# DataFrames Manipulations

In [1]:
import pandas as pd

## Create Weather datasets

In [2]:
eu_weather_df = pd.DataFrame({
  "town": ["Atina", "Oslo", "London"],
  "temp":[35,21,25],
  "rain": [False, False, True ]
})
eu_weather_df

Unnamed: 0,town,temp,rain
0,Atina,35,False
1,Oslo,21,False
2,London,25,True


In [3]:
bg_weather_df = pd.DataFrame({
  "town": ["Sofia", "Sandanski", "Pleven"],
  "temp":[25,32,21],
  "rain": [False, False, True ]
})
bg_weather_df

Unnamed: 0,town,temp,rain
0,Sofia,25,False
1,Sandanski,32,False
2,Pleven,21,True


## Re-arange columns

In [4]:
eu_weather_df = eu_weather_df[["temp", "rain","town"]]
eu_weather_df


Unnamed: 0,temp,rain,town
0,35,False,Atina
1,21,False,Oslo
2,25,True,London


In [5]:
# but let get the order back:
eu_weather_df = eu_weather_df[['town', 'temp', 'rain']]
eu_weather_df


Unnamed: 0,town,temp,rain
0,Atina,35,False
1,Oslo,21,False
2,London,25,True


## Insert Columns

### Insert column into DF at specified location

Reference:https://pandas.pydata.org/docs/reference/api/pandas.DataFrame.insert.html

In [6]:
# it's a good practice to check for column existence, before inserting it
if not "wind" in eu_weather_df.columns:
    eu_weather_df.insert(3,"wind",[1.5, 7.5, 4])
eu_weather_df

Unnamed: 0,town,temp,rain,wind
0,Atina,35,False,1.5
1,Oslo,21,False,7.5
2,London,25,True,4.0


## Deleting columns

#### in place: with del or pop()

In [7]:
if 'wind' in eu_weather_df:
	del eu_weather_df["wind"]
	# eu_weather_df.pop("wind")

eu_weather_df

Unnamed: 0,town,temp,rain
0,Atina,35,False
1,Oslo,21,False
2,London,25,True


#### with DF.drop method

Reference: https://pandas.pydata.org/docs/reference/api/pandas.DataFrame.drop.html

In [8]:
# we can use columns argument to drop column(s)
eu_weather_df.drop(columns=["temp","rain"])

Unnamed: 0,town
0,Atina
1,Oslo
2,London


In [9]:
# or we can pass list of column names as first argument, and specify axis=1, in order to drop columns:
eu_weather_df.drop(["temp","rain"], axis=1)

Unnamed: 0,town
0,Atina
1,Oslo
2,London


In [10]:
# note that most operations of DataFrame objects do not modify the original object, but return a copy
eu_weather_df

Unnamed: 0,town,temp,rain
0,Atina,35,False
1,Oslo,21,False
2,London,25,True


## Concatenate DataDrames along rows or columns (a particular axis)

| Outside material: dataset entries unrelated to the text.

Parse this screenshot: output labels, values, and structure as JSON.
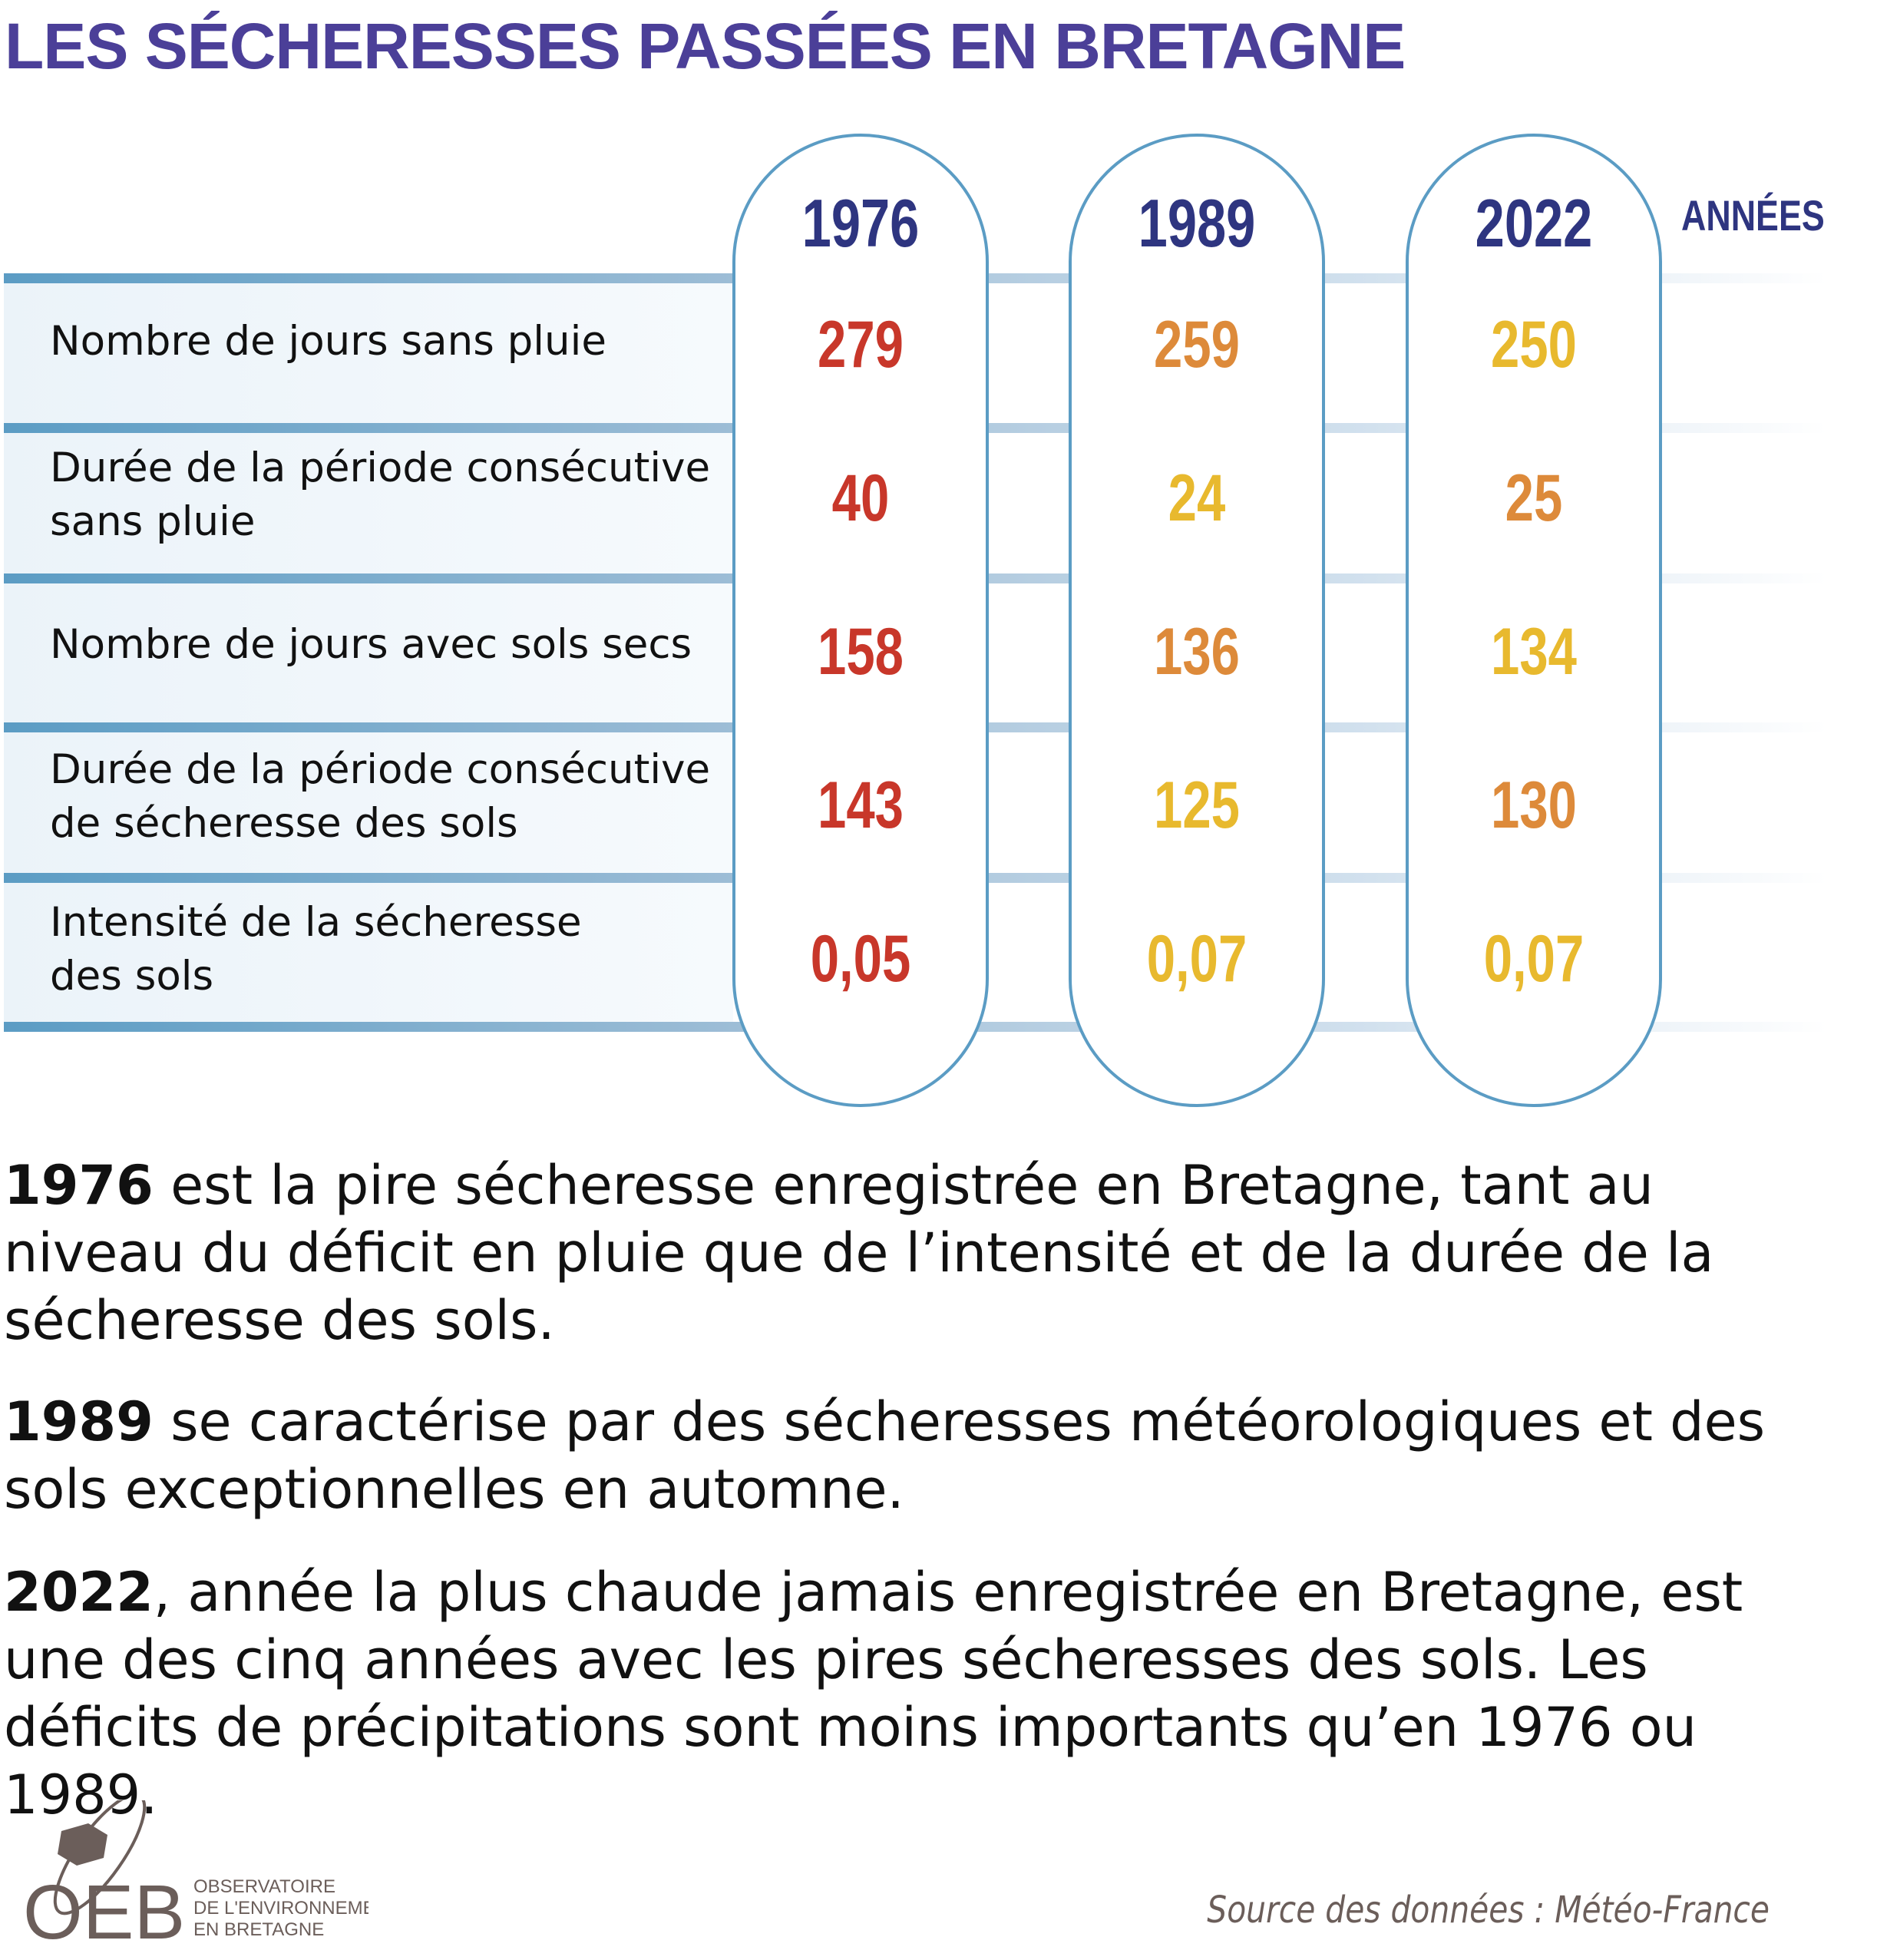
{
  "title": "LES SÉCHERESSES PASSÉES EN BRETAGNE",
  "years_label": "ANNÉES",
  "years": [
    "1976",
    "1989",
    "2022"
  ],
  "colors": {
    "title": "#4b3f98",
    "year": "#2e3580",
    "red": "#c8372a",
    "orange": "#dd8a3a",
    "yellow": "#e8b92e",
    "frame": "#5b9cc4"
  },
  "rows": [
    {
      "label": "Nombre de jours sans pluie",
      "values": [
        {
          "v": "279",
          "c": "red"
        },
        {
          "v": "259",
          "c": "orange"
        },
        {
          "v": "250",
          "c": "yellow"
        }
      ]
    },
    {
      "label": "Durée de la période consécutive\nsans pluie",
      "values": [
        {
          "v": "40",
          "c": "red"
        },
        {
          "v": "24",
          "c": "yellow"
        },
        {
          "v": "25",
          "c": "orange"
        }
      ]
    },
    {
      "label": "Nombre de jours avec sols secs",
      "values": [
        {
          "v": "158",
          "c": "red"
        },
        {
          "v": "136",
          "c": "orange"
        },
        {
          "v": "134",
          "c": "yellow"
        }
      ]
    },
    {
      "label": "Durée de la période consécutive\nde sécheresse des sols",
      "values": [
        {
          "v": "143",
          "c": "red"
        },
        {
          "v": "125",
          "c": "yellow"
        },
        {
          "v": "130",
          "c": "orange"
        }
      ]
    },
    {
      "label": "Intensité de la sécheresse\ndes sols",
      "values": [
        {
          "v": "0,05",
          "c": "red"
        },
        {
          "v": "0,07",
          "c": "yellow"
        },
        {
          "v": "0,07",
          "c": "yellow"
        }
      ]
    }
  ],
  "paragraphs": [
    {
      "year": "1976",
      "text": " est la pire sécheresse enregistrée en Bretagne, tant au niveau du déficit en pluie que de l’intensité et de la durée de la sécheresse des sols."
    },
    {
      "year": "1989",
      "text": " se caractérise par des sécheresses météorologiques et des sols exceptionnelles en automne."
    },
    {
      "year": "2022",
      "text": ", année la plus chaude jamais enregistrée en Bretagne, est une des cinq années avec les pires sécheresses des sols. Les déficits de précipitations sont moins importants qu’en 1976 ou 1989."
    }
  ],
  "logo": {
    "acronym": "OEB",
    "line1": "OBSERVATOIRE",
    "line2": "DE L'ENVIRONNEME",
    "line3": "EN BRETAGNE"
  },
  "source": "Source des données : Météo-France"
}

Reference: https://pandas.pydata.org/docs/reference/api/pandas.concat.html

### Concatenate Rows

Using pd.concat() we can add rows from one DF into another. 

In [11]:
# keep original indexes (dafault):
world_weather_df = pd.concat([eu_weather_df, bg_weather_df])
world_weather_df

Unnamed: 0,town,temp,rain
0,Atina,35,False
1,Oslo,21,False
2,London,25,True
0,Sofia,25,False
1,Sandanski,32,False
2,Pleven,21,True


In [12]:
# auto indexing:
world_weather_df = pd.concat([eu_weather_df, bg_weather_df], ignore_index=True)
world_weather_df

Unnamed: 0,town,temp,rain
0,Atina,35,False
1,Oslo,21,False
2,London,25,True
3,Sofia,25,False
4,Sandanski,32,False
5,Pleven,21,True


In [13]:
# add keys for each DF
world_weather_df = pd.concat(
    [eu_weather_df, bg_weather_df],
    keys=["EU", "BG"]
)

world_weather_df

Unnamed: 0,Unnamed: 1,town,temp,rain
EU,0,Atina,35,False
EU,1,Oslo,21,False
EU,2,London,25,True
BG,0,Sofia,25,False
BG,1,Sandanski,32,False
BG,2,Pleven,21,True


In [14]:
# we can retrieve data by index:
world_weather_df.loc["BG"]

Unnamed: 0,town,temp,rain
0,Sofia,25,False
1,Sandanski,32,False
2,Pleven,21,True


### Concatenate Columns

Using pd.concat() we can add columns from one DF into another.
Note, that we must pass `axis=1` in order to concatenate columns, not rows.

In [15]:
# define wind_df
wind_df=pd.DataFrame([3.4, 2, 6.5], columns=["wind"])
wind_df

Unnamed: 0,wind
0,3.4
1,2.0
2,6.5


In [16]:
# to add columns from wind_df into bg_weather_df we have to specify axis=1
new_bg_weather_df= pd.concat([bg_weather_df, wind_df],axis=1)
new_bg_weather_df

Unnamed: 0,town,temp,rain,wind
0,Sofia,25,False,3.4
1,Sandanski,32,False,2.0
2,Pleven,21,True,6.5